The brutal murder of George Floyd by police last week in the United States has served as another tragic flashpoint in history for the systematic abuse, oppression and inequality black people endure daily in America and indeed all over the world. How are you feeling at this time as a black woman?
A series of emotions. It began with sadness after viewing the video of the incident, then sadness turned into anger. I am feeling overwhelmed but that is nothing compared to the people currently in the front line fighting for justice. The black experience is like no other. We are continuously shown the cracks within our system but the anger and outrage displayed shows that we have reached our limit, and we have been here for a while.
In our dialogue via social media this week you stressed that 'information sharing is vital'. How can people, businesses, content creators, influencers, humans do better both right now and importantly offline too, in your opinion?
Valid information sharing is vital. It is a form of educating others who by chance might not have had access, that is progress. Research. We have access to many avenues and sources of credible information therefore there is no excuse. It is not the black individual’s role to educate, and by taking on the learning yourself you are doing your part. Speak to those around you, your friends, family, colleagues. We must be constantly questioning the practices within our organisations and communities to ensure that we are working towards fighting against inequality and oppression. We all have a responsibility to choose how we use our platforms. Donate, sign petitions, listen to learn and not to respond. Remaining silent on these issues exhibits your privilege, and many like myself don't have that privilege.

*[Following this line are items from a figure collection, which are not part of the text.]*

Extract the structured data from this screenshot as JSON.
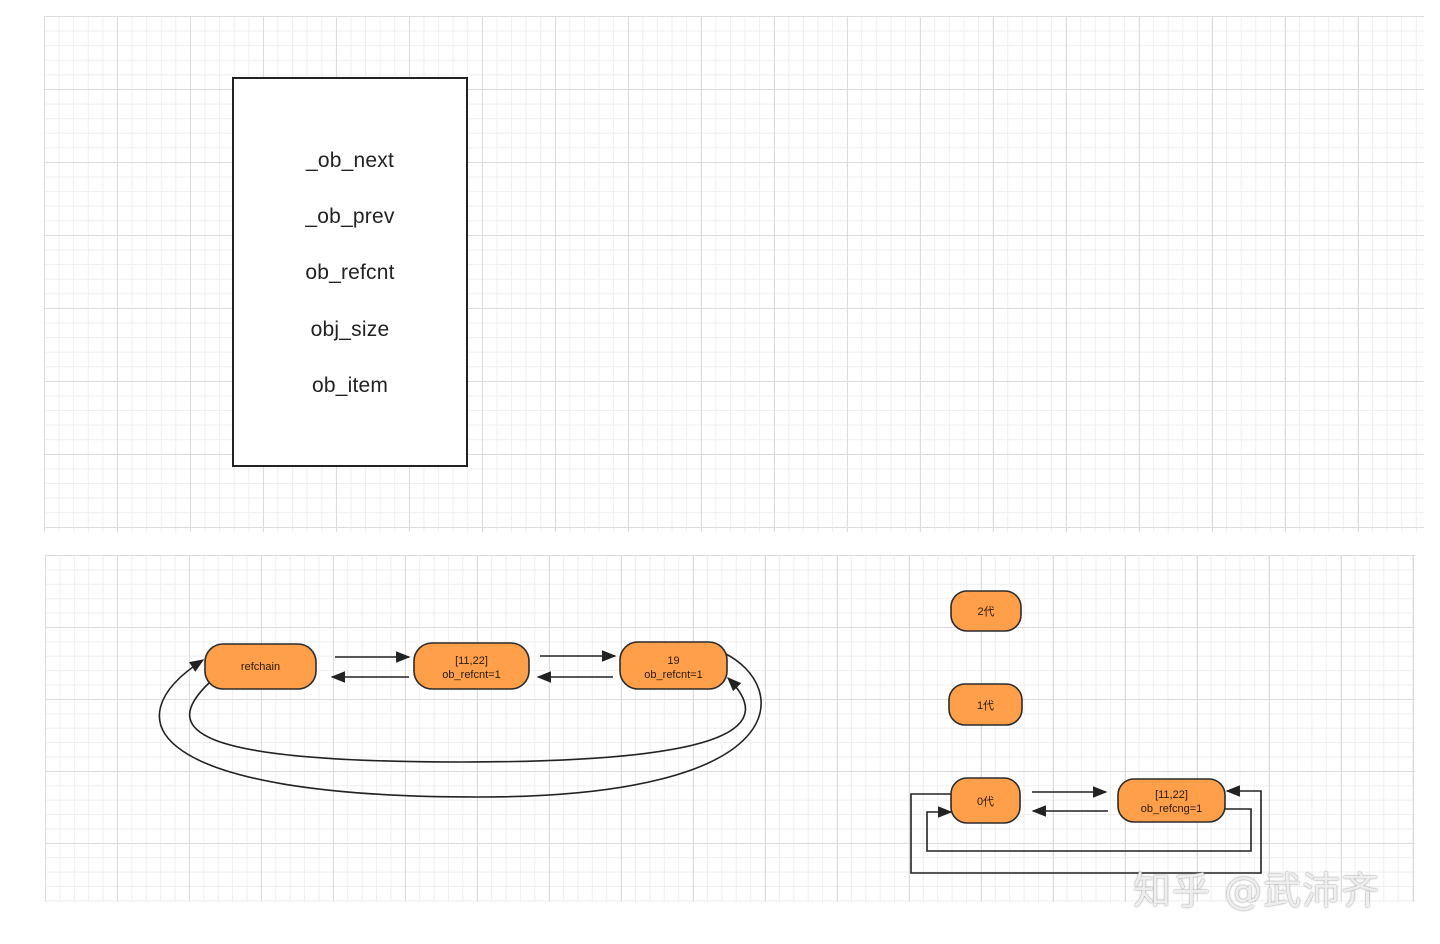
{
  "struct_fields": [
    "_ob_next",
    "_ob_prev",
    "ob_refcnt",
    "obj_size",
    "ob_item"
  ],
  "refchain_diagram": {
    "nodes": [
      {
        "lines": [
          "refchain"
        ]
      },
      {
        "lines": [
          "[11,22]",
          "ob_refcnt=1"
        ]
      },
      {
        "lines": [
          "19",
          "ob_refcnt=1"
        ]
      }
    ]
  },
  "generations_diagram": {
    "gen2": "2代",
    "gen1": "1代",
    "gen0": "0代",
    "gen0_item": {
      "lines": [
        "[11,22]",
        "ob_refcng=1"
      ]
    }
  },
  "colors": {
    "node_fill": "#ff9f4a",
    "node_stroke": "#2b2b2b",
    "line": "#222222"
  },
  "watermark": "知乎 @武沛齐"
}
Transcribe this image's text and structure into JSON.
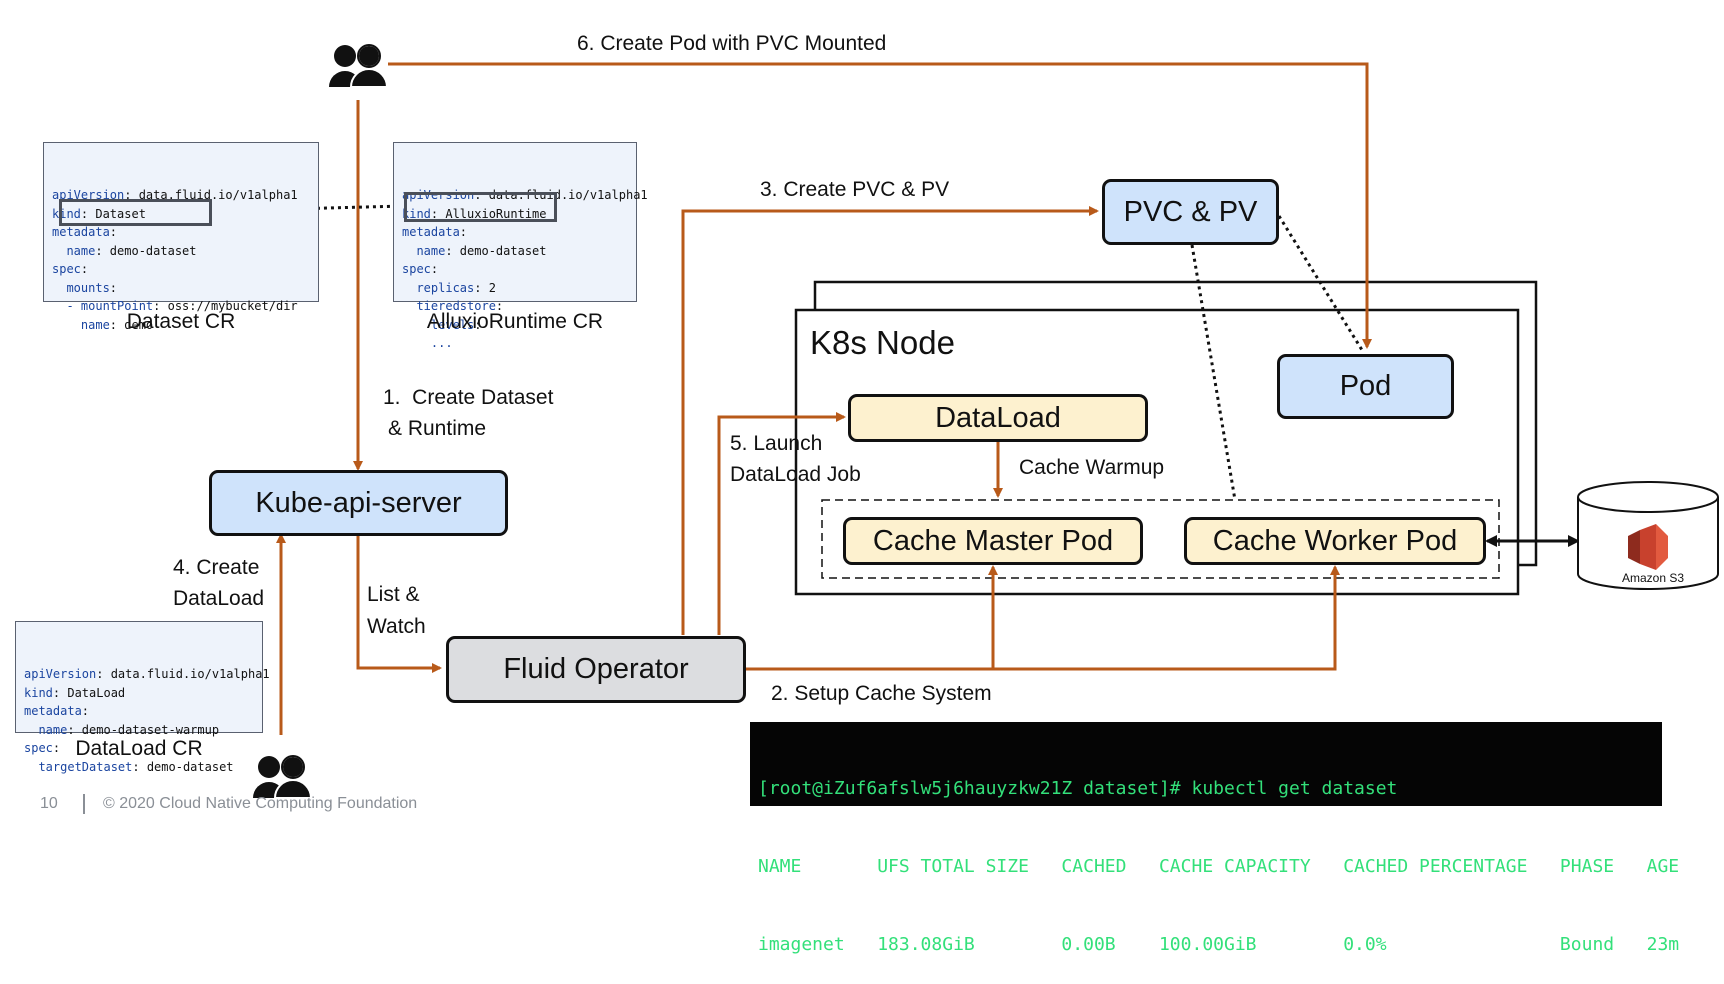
{
  "steps": {
    "step1a": "1.  Create Dataset",
    "step1b": "& Runtime",
    "step2": "2. Setup Cache System",
    "step3": "3. Create PVC & PV",
    "step4a": "4. Create",
    "step4b": "DataLoad",
    "step5a": "5. Launch",
    "step5b": "DataLoad Job",
    "step6": "6. Create Pod with PVC Mounted",
    "list_watch_a": "List &",
    "list_watch_b": "Watch",
    "cache_warmup": "Cache Warmup"
  },
  "boxes": {
    "kube_api_server": "Kube-api-server",
    "fluid_operator": "Fluid Operator",
    "pvc_pv": "PVC & PV",
    "pod": "Pod",
    "dataload": "DataLoad",
    "cache_master": "Cache Master Pod",
    "cache_worker": "Cache Worker Pod",
    "k8s_node": "K8s Node",
    "amazon_s3": "Amazon S3"
  },
  "dataset_cr": {
    "caption": "Dataset CR",
    "lines": [
      {
        "k": "apiVersion",
        "v": ": data.fluid.io/v1alpha1"
      },
      {
        "k": "kind",
        "v": ": Dataset"
      },
      {
        "k": "metadata",
        "v": ":"
      },
      {
        "k": "  name",
        "v": ": demo-dataset"
      },
      {
        "k": "spec",
        "v": ":"
      },
      {
        "k": "  mounts",
        "v": ":"
      },
      {
        "k": "  - mountPoint",
        "v": ": oss://mybucket/dir"
      },
      {
        "k": "    name",
        "v": ": demo"
      }
    ]
  },
  "runtime_cr": {
    "caption": "AlluxioRuntime CR",
    "lines": [
      {
        "k": "apiVersion",
        "v": ": data.fluid.io/v1alpha1"
      },
      {
        "k": "kind",
        "v": ": AlluxioRuntime"
      },
      {
        "k": "metadata",
        "v": ":"
      },
      {
        "k": "  name",
        "v": ": demo-dataset"
      },
      {
        "k": "spec",
        "v": ":"
      },
      {
        "k": "  replicas",
        "v": ": 2"
      },
      {
        "k": "  tieredstore",
        "v": ":"
      },
      {
        "k": "    levels",
        "v": ":"
      },
      {
        "k": "    ...",
        "v": ""
      }
    ]
  },
  "dataload_cr": {
    "caption": "DataLoad CR",
    "lines": [
      {
        "k": "apiVersion",
        "v": ": data.fluid.io/v1alpha1"
      },
      {
        "k": "kind",
        "v": ": DataLoad"
      },
      {
        "k": "metadata",
        "v": ":"
      },
      {
        "k": "  name",
        "v": ": demo-dataset-warmup"
      },
      {
        "k": "spec",
        "v": ":"
      },
      {
        "k": "  targetDataset",
        "v": ": demo-dataset"
      }
    ]
  },
  "terminal": {
    "prompt": "[root@iZuf6afslw5j6hauyzkw21Z dataset]# kubectl get dataset",
    "header": "NAME       UFS TOTAL SIZE   CACHED   CACHE CAPACITY   CACHED PERCENTAGE   PHASE   AGE",
    "row": "imagenet   183.08GiB        0.00B    100.00GiB        0.0%                Bound   23m"
  },
  "footer": {
    "page": "10",
    "copyright": "© 2020 Cloud Native Computing Foundation"
  },
  "colors": {
    "arrow": "#b85a1a",
    "blue_box": "#cfe3fb",
    "yellow_box": "#fdf1cf",
    "gray_box": "#dcdde0",
    "terminal_text": "#33e07a"
  },
  "icons": [
    "user-icon",
    "user-icon",
    "amazon-s3-icon"
  ]
}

Are there any stories about your experience as a black woman in Australia you would like to share?
I, unfortunately, have had a few, I have been harassed in public spaces and had no one around me speak up. I have had my car vandalised for parking outside my house, by my neighbour, I have also faced numerous indirect prejudices of course. As a black individual you are trained to tackle these situations from an extremely young age, you come to the realisation that you will always be treated differently thus you adapt and learn by developing ‘survival tactics’ such as policing yourself in public. But this only makes things worse. And we should never have had to do that in the first place because of our skin. No one should ever have to go through that. Let alone develop survival tactics to battle the abuses that happen, from people who make us feel like we don’t belong.

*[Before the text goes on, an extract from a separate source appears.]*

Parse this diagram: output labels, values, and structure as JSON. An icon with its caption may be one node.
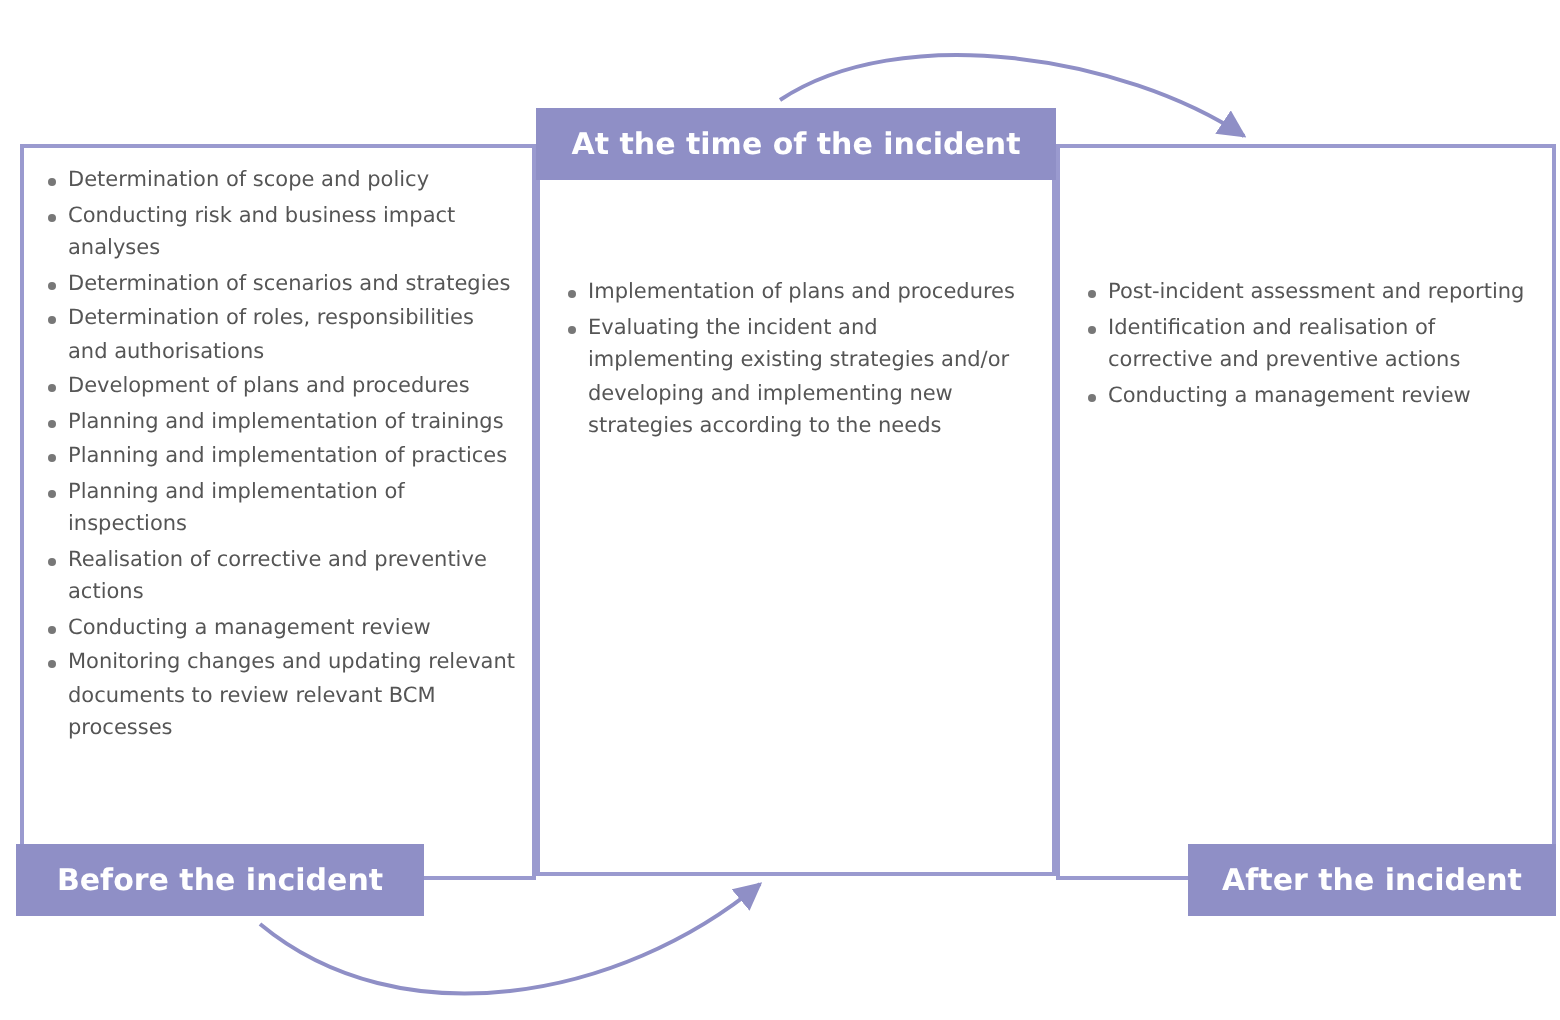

Tell me about POCC Magazine?
People of Colour Collective (POCC) Magazine was born with its aim to champion people of colour's talent and authenticity. A celebration of both heritage and community. Our aim is to ensure that we have representation and diversity across all spectrums within the creative industry.
What are your thoughts on the fashion industry and those within it, on addressing diversity, inclusivity and tokenism in a meaningful way?
We have a long way to go, we must ensure that we are hiring black individuals behind the scenes, this is why we endure issues such as tokenism. We must continue to create spaces for POC and ensure that we are creating platforms that uplift and champions them. The work should also be behind the scenes, choosing a POC model is simply not enough.
What would you like to express to your community or the world right in general at this time?
We must continue to raise our voices against the injustices against the black community, no matter how small an individual's platform may seem. Solidarity is key in dismantling the racism within our communities. By choosing to be neutral you are choosing the side of the oppressor.